La Terra Promessa è la vasta campagna della Pennsylvania sotto la quale giacciono immense riserve di gas naturale su cui le compagnie petrolifere hanno messo gli occhi. In una comunità rurale che mostra tutti gli stereotipi americani cinematografici e non giunge Steve, incaricato di raccogliere terreni su cui dare l'avvio alle ricerche e allo sfruttamento del gas.
In un'epoca in cui anche i trattori si comprano facendo i buffi alimentando una vita grama, l'inviato della compagnia pensa di portare la possibilità per un futuro migliore, che come americanamente sappiamo ha il suo prezzo. Coadiuvato dalla sua collega Sue, scopre che forse è più produttivo presentarsi affabili e amiconi piuttosto che professionali, soprattutto quando di fronte c'è una minuscola cellula ambientalista che sparge dubbi e paure su una popolazione di per sé già poco sicura e sfibrata da anni di vacche magre. Svolta finale con livrea da film di spionaggio ed un paio di colpi di scena, prevedibilissimi, che portano all'epilogo colorato di campagne in fiore, di amori rurali appena sbocciati e di coscienza pulita.
Pomposamente annunciato come opera ecologista per eccellenza che pone all'attenzione il tema dello sfruttamento del sottosuolo e i suoi rischi, il film appare più come una discesa all'inferno e una resurrezione per il protagonista in carriera. Nonostante presenti qualche spunto che avrebbe meritato miglior approfondimento (il dilemma della scelta, il valore del denaro e dell'inganno), Promised Land è lavoro che delude profondamente, a maggior ragione se pensiamo che dietro la macchina da presa c'è un regista che come pochi sa essere profondo e tagliente (Paranoid Park ed Elephant, sono film a loro modo eccellenti): ma Gus Van Sant evidentemente non è stato in grado di correggere in corsa soggetto e sceneggiatura scritti da altri (Matt Damon, che avrebbe dovuto anche dirigerlo, e John Krasinski su una storia di Dave Eggers) ed il guazzabuglio alla fine è evidente, quasi inevitabile.

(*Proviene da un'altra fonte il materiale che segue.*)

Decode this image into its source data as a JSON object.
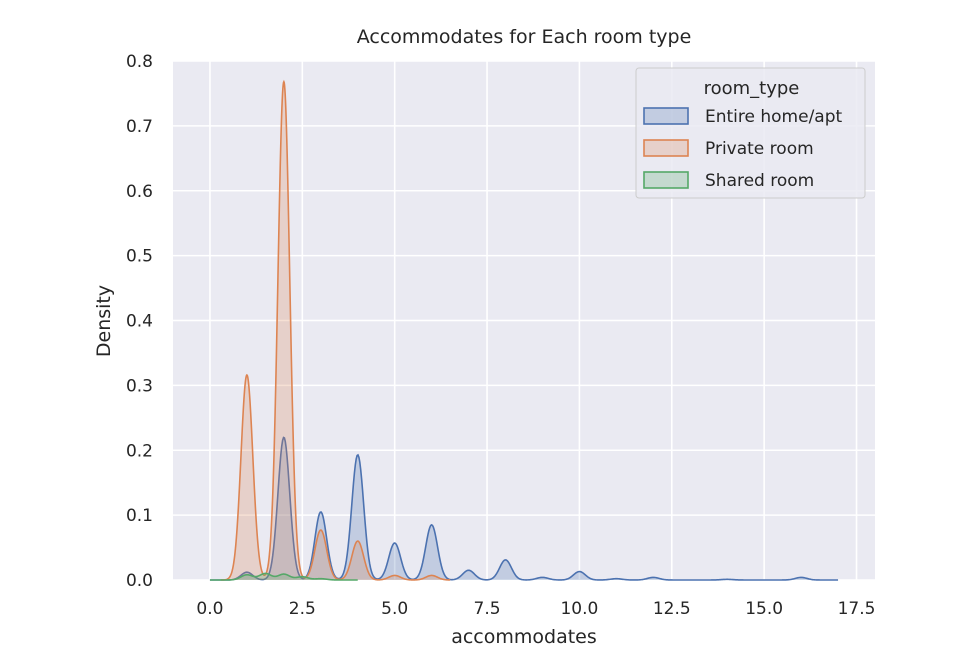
{
  "chart_data": {
    "type": "area",
    "title": "Accommodates for Each room type",
    "xlabel": "accommodates",
    "ylabel": "Density",
    "xlim": [
      -1.0,
      18.0
    ],
    "ylim": [
      0.0,
      0.8
    ],
    "xticks": [
      "0.0",
      "2.5",
      "5.0",
      "7.5",
      "10.0",
      "12.5",
      "15.0",
      "17.5"
    ],
    "xtick_values": [
      0.0,
      2.5,
      5.0,
      7.5,
      10.0,
      12.5,
      15.0,
      17.5
    ],
    "yticks": [
      "0.0",
      "0.1",
      "0.2",
      "0.3",
      "0.4",
      "0.5",
      "0.6",
      "0.7",
      "0.8"
    ],
    "ytick_values": [
      0.0,
      0.1,
      0.2,
      0.3,
      0.4,
      0.5,
      0.6,
      0.7,
      0.8
    ],
    "grid": true,
    "legend": {
      "title": "room_type",
      "position": "top-right"
    },
    "series": [
      {
        "name": "Entire home/apt",
        "color": "#4c72b0",
        "peaks": [
          [
            1,
            0.012
          ],
          [
            2,
            0.22
          ],
          [
            3,
            0.105
          ],
          [
            4,
            0.193
          ],
          [
            5,
            0.057
          ],
          [
            6,
            0.085
          ],
          [
            7,
            0.015
          ],
          [
            8,
            0.031
          ],
          [
            9,
            0.004
          ],
          [
            10,
            0.013
          ],
          [
            11,
            0.002
          ],
          [
            12,
            0.004
          ],
          [
            14,
            0.001
          ],
          [
            16,
            0.004
          ]
        ],
        "support": [
          0.0,
          17.0
        ]
      },
      {
        "name": "Private room",
        "color": "#dd8452",
        "peaks": [
          [
            1,
            0.316
          ],
          [
            2,
            0.768
          ],
          [
            3,
            0.077
          ],
          [
            4,
            0.06
          ],
          [
            5,
            0.007
          ],
          [
            6,
            0.007
          ]
        ],
        "support": [
          0.3,
          6.5
        ]
      },
      {
        "name": "Shared room",
        "color": "#55a868",
        "peaks": [
          [
            1,
            0.008
          ],
          [
            1.5,
            0.01
          ],
          [
            2,
            0.009
          ],
          [
            2.5,
            0.005
          ],
          [
            3,
            0.002
          ]
        ],
        "support": [
          0.0,
          4.0
        ]
      }
    ]
  }
}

Neppure quella campagna, una volta ventre ricco di un paese che ne ha scritto l'epica, frequentemente scenario di storie splendide (vedi il primo Malick ad esempio), riesce a regalare momenti che diano slancio al film, al punto che forse la migliore scena è quella in cui nel solito bar, dove si celebrano le solite serate per dilettanti, sentiamo cantare Dancing in the Dark di Bruce Springsteen con voci rotte dall'alcool e dal fumo, privilegiando viceversa situazioni scontate fatte di solite donne crepuscolari in cerca di avventure notturne, di bicchieri ripieni di alcool e tintinnanti ghiaccio, di cappellini da baseball e di campi arati, condite da un finale degno del miglior lavoro dozzinale nonché scarsamente credibile se non per chi è convinto che l'amore e la coscienza pulita vincano sempre.

Tutto sommato non male Matt Damon e decisamente brava Frances McDormand, l'unica che almeno ci mette la giusta ironia e cinismo.